Foi no começo da década de 1990, na Praça Froes da Mota. Pássaros piavam, álacres, na copa dos oitizeiros. Uma fileira de Kombis brancas espichava-se na lateral da praça, aguardando os passageiros com destino a Ipirá. Nos bancos, muita gente aguardava o embarque, carregando embrulhos, vaquejando crianças, inteirando-se das novidades em conversas, o acentuado sotaque sertanejo fragmentando o silêncio.
Naqueles tempos ainda eram comuns idosas e mulheres de meia-idade com saias longas, anáguas e aqueles lenços característicos, cobrindo cabeças e cabelos longos. Idosos com chapelões, barbas alvas, ralas, e botas curtas de couro cru se aporrinhavam, apesar das conversas longas que ajudavam a encurtar a espera.
Os motoristas que encaravam os 90 quilômetros da Estrada do Feijão reuniam-se em magotes, entretendo passageiros, conversando entre si. Às vezes, alguém chegava querendo despachar encomenda, indagar sobre valor de passagem, mandar ou saber de algum recado. Naquela época telefone era privilégio de poucos e rede social coisa de ficção científica. Daí a necessidade do corpo-a-corpo, do contato verbal frequente.
Entardecia e o poente despejava tons alaranjados nas copas das árvores quando o funcionário da funerária chegou. Ar grave, indagou quem toparia conduzir um finado até uma cidade remota do Oeste Baiano, já bem perto da fronteira com o Piauí.
– Qual é a distância? – indagou um dos motoristas, de meia-idade, que empunhava a chave da Kombi, adornada com um chaveiro farto.
– Novecentos quilômetros até lá – informou o agente funerário.
– Então eu quero tanto – apressou-se o motorista, com sua proposta. Nos anos 1990 a inflação era vertiginosa e a troca de moeda fato corriqueiro no Brasil. Nem lembro o valor cobrado. O funcionário prometeu consultar os patrões, a família do finado, estipulou prazo para a resposta.
Explicou que o morto era assaltante de bancos, tombara em tiroteio com a polícia. Todo mundo recordou, então, do assalto cinematográfico de dois dias antes, com fuga, reféns, tiroteio, mortes e uma vasta cobertura da imprensa, as manchetes se sucedendo, sangrentas. O assalto fora no Sul da Bahia, mas a perseguição trouxe o drama para a Feira de Santana, os detalhes emocionantes podiam ser conferidos nas páginas dos jornais, ganharam destaque nos telejornais soteropolitanos.
– Vou levar o caixão até o São Francisco e lá despejo no rio – brincou o motorista, provocando gargalhadas. Depois, sério, preocupou-se com os detalhes da viagem: a remoção dos bancos da Kombi para acomodar o caixão, mobilizar alguém para acompanhá-lo na jornada extensa, madrugada afora. Calculou que sairia de Ipirá – passaria por lá antes da viagem – no início da madrugada.

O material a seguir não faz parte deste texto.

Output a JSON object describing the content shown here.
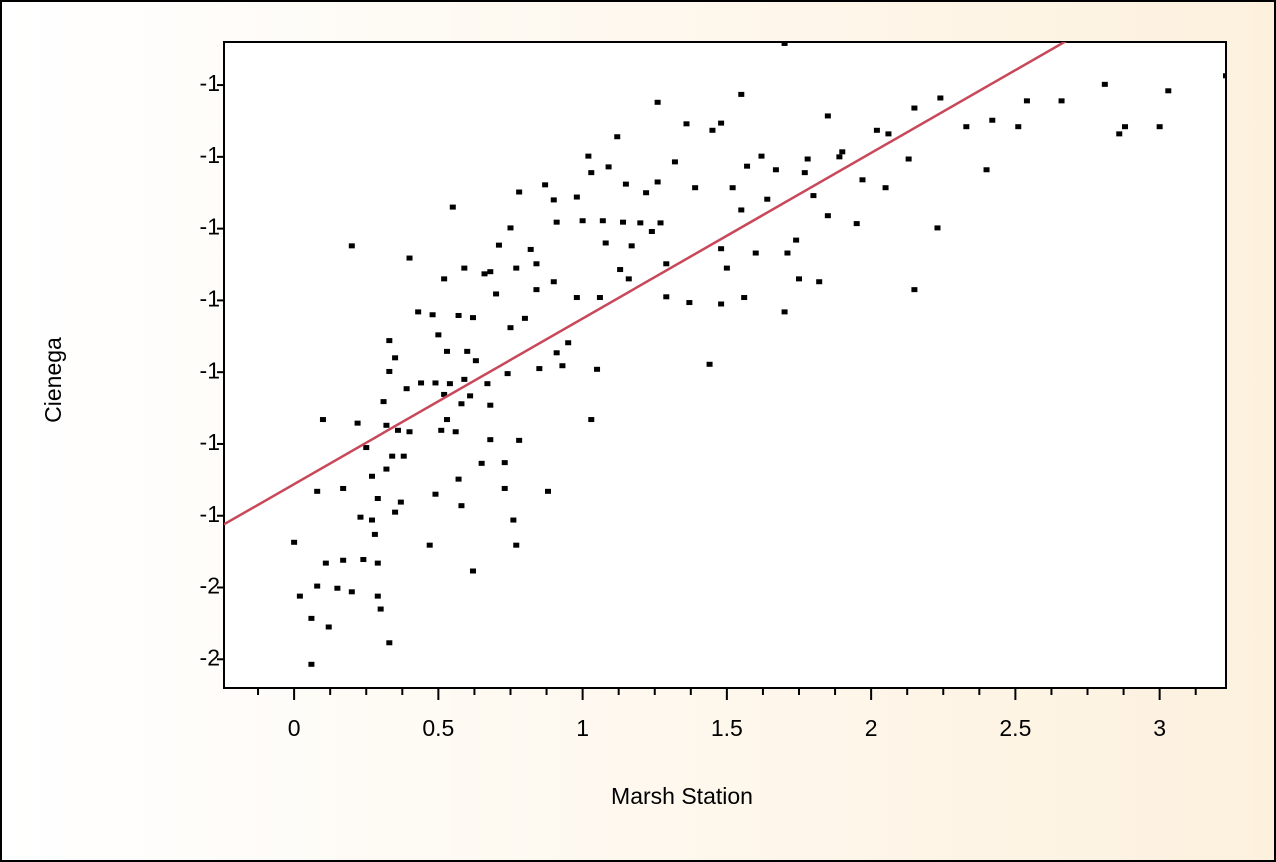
{
  "chart_data": {
    "type": "scatter",
    "xlabel": "Marsh Station",
    "ylabel": "Cienega",
    "xlim": [
      -0.243,
      3.23
    ],
    "ylim": [
      -1.64,
      -0.74
    ],
    "xticks": [
      0,
      0.5,
      1,
      1.5,
      2,
      2.5,
      3
    ],
    "xminorticks": [
      -0.125,
      0.125,
      0.25,
      0.375,
      0.625,
      0.75,
      0.875,
      1.125,
      1.25,
      1.375,
      1.625,
      1.75,
      1.875,
      2.125,
      2.25,
      2.375,
      2.625,
      2.75,
      2.875,
      3.125
    ],
    "yticks": [
      {
        "value": -0.8,
        "label": "-1"
      },
      {
        "value": -0.9,
        "label": "-1"
      },
      {
        "value": -1.0,
        "label": "-1"
      },
      {
        "value": -1.1,
        "label": "-1"
      },
      {
        "value": -1.2,
        "label": "-1"
      },
      {
        "value": -1.3,
        "label": "-1"
      },
      {
        "value": -1.4,
        "label": "-1"
      },
      {
        "value": -1.5,
        "label": "-2"
      },
      {
        "value": -1.6,
        "label": "-2"
      }
    ],
    "color": "#000000",
    "x": [
      0.0,
      0.02,
      0.06,
      0.06,
      0.08,
      0.08,
      0.1,
      0.11,
      0.12,
      0.15,
      0.17,
      0.17,
      0.2,
      0.2,
      0.22,
      0.23,
      0.24,
      0.25,
      0.27,
      0.27,
      0.28,
      0.29,
      0.29,
      0.29,
      0.3,
      0.31,
      0.32,
      0.32,
      0.33,
      0.33,
      0.33,
      0.34,
      0.35,
      0.35,
      0.36,
      0.37,
      0.38,
      0.39,
      0.4,
      0.4,
      0.43,
      0.44,
      0.48,
      0.47,
      0.49,
      0.49,
      0.5,
      0.51,
      0.52,
      0.52,
      0.53,
      0.53,
      0.54,
      0.55,
      0.56,
      0.57,
      0.57,
      0.58,
      0.58,
      0.59,
      0.59,
      0.6,
      0.61,
      0.62,
      0.62,
      0.63,
      0.65,
      0.66,
      0.67,
      0.68,
      0.68,
      0.68,
      0.7,
      0.71,
      0.73,
      0.73,
      0.74,
      0.75,
      0.75,
      0.76,
      0.77,
      0.77,
      0.78,
      0.78,
      0.8,
      0.82,
      0.84,
      0.84,
      0.85,
      0.87,
      0.88,
      0.9,
      0.9,
      0.91,
      0.91,
      0.93,
      0.95,
      0.98,
      0.98,
      1.0,
      1.02,
      1.03,
      1.03,
      1.05,
      1.06,
      1.07,
      1.08,
      1.09,
      1.12,
      1.13,
      1.14,
      1.15,
      1.16,
      1.17,
      1.2,
      1.22,
      1.24,
      1.26,
      1.26,
      1.27,
      1.29,
      1.29,
      1.32,
      1.36,
      1.37,
      1.39,
      1.44,
      1.45,
      1.48,
      1.48,
      1.48,
      1.5,
      1.52,
      1.55,
      1.55,
      1.56,
      1.57,
      1.6,
      1.62,
      1.64,
      1.67,
      1.7,
      1.7,
      1.71,
      1.74,
      1.75,
      1.77,
      1.78,
      1.8,
      1.82,
      1.85,
      1.85,
      1.89,
      1.9,
      1.95,
      1.97,
      2.02,
      2.05,
      2.06,
      2.13,
      2.15,
      2.15,
      2.23,
      2.24,
      2.33,
      2.4,
      2.42,
      2.51,
      2.54,
      2.66,
      2.81,
      2.86,
      2.88,
      3.0,
      3.03,
      3.23
    ],
    "values": [
      -1.437,
      -1.512,
      -1.607,
      -1.543,
      -1.498,
      -1.366,
      -1.266,
      -1.466,
      -1.555,
      -1.501,
      -1.362,
      -1.462,
      -1.024,
      -1.506,
      -1.271,
      -1.402,
      -1.461,
      -1.305,
      -1.345,
      -1.406,
      -1.426,
      -1.466,
      -1.512,
      -1.376,
      -1.53,
      -1.241,
      -1.335,
      -1.274,
      -1.577,
      -1.199,
      -1.156,
      -1.317,
      -1.395,
      -1.18,
      -1.281,
      -1.381,
      -1.317,
      -1.223,
      -1.041,
      -1.283,
      -1.116,
      -1.215,
      -1.12,
      -1.441,
      -1.37,
      -1.215,
      -1.148,
      -1.281,
      -1.07,
      -1.231,
      -1.171,
      -1.266,
      -1.216,
      -0.97,
      -1.283,
      -1.349,
      -1.121,
      -1.386,
      -1.244,
      -1.21,
      -1.055,
      -1.171,
      -1.233,
      -1.477,
      -1.124,
      -1.184,
      -1.327,
      -1.063,
      -1.216,
      -1.246,
      -1.06,
      -1.294,
      -1.091,
      -1.023,
      -1.326,
      -1.362,
      -1.202,
      -1.138,
      -0.999,
      -1.406,
      -1.441,
      -1.055,
      -1.295,
      -0.949,
      -1.125,
      -1.029,
      -1.049,
      -1.085,
      -1.195,
      -0.939,
      -1.366,
      -1.074,
      -0.96,
      -1.173,
      -0.991,
      -1.191,
      -1.159,
      -0.956,
      -1.096,
      -0.989,
      -0.899,
      -1.266,
      -0.922,
      -1.196,
      -1.096,
      -0.989,
      -1.02,
      -0.914,
      -0.872,
      -1.057,
      -0.991,
      -0.938,
      -1.07,
      -1.024,
      -0.992,
      -0.95,
      -1.004,
      -0.824,
      -0.935,
      -0.992,
      -1.095,
      -1.049,
      -0.907,
      -0.854,
      -1.103,
      -0.943,
      -1.189,
      -0.863,
      -0.853,
      -1.028,
      -1.105,
      -1.055,
      -0.943,
      -0.813,
      -0.974,
      -1.096,
      -0.913,
      -1.034,
      -0.899,
      -0.959,
      -0.918,
      -1.116,
      -0.742,
      -1.034,
      -1.016,
      -1.07,
      -0.922,
      -0.903,
      -0.954,
      -1.074,
      -0.843,
      -0.982,
      -0.9,
      -0.893,
      -0.993,
      -0.932,
      -0.863,
      -0.943,
      -0.868,
      -0.903,
      -0.832,
      -1.085,
      -0.999,
      -0.818,
      -0.858,
      -0.918,
      -0.849,
      -0.858,
      -0.822,
      -0.822,
      -0.799,
      -0.868,
      -0.858,
      -0.858,
      -0.808,
      -0.787
    ],
    "fit": {
      "color": "#c8485a",
      "x": [
        -0.243,
        2.683
      ],
      "values": [
        -1.412,
        -0.737
      ]
    }
  }
}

“Mas só aceito viajar se for por um ‘tiro’ de dinheiro”, esclareceu. E explicou seu cálculo: multiplicou a receita pela condução de dez passageiros até Ipirá por dez – a diferença da distância entre as duas viagens – para a ida e para a volta. Disse que não faria por menos, se inteirou sobre o assalto, o tiroteio, as mortes. Quem pagaria o traslado? Supunha-se que a família do assaltante morto.
– Ladrão de banco tem dinheiro, nunca é enterrado como indigente –esclareceu alguém.
Depois a praça foi se esvaziando, os viajantes que iam para Ipirá embarcaram, os pássaros silenciaram e, no começo da noite, o caixão do assaltante foi embarcado – com solenidade e muita labuta – para a derradeira viagem em direção ao Oeste Baiano.
Os poucos retardatários acompanharam o ritual em silêncio e um deles, depois da fúnebre partida, filosofou um pouco sobre a brevidade da vida e o caráter trágico da vida, já sob as sombras da noite que desabara por completo.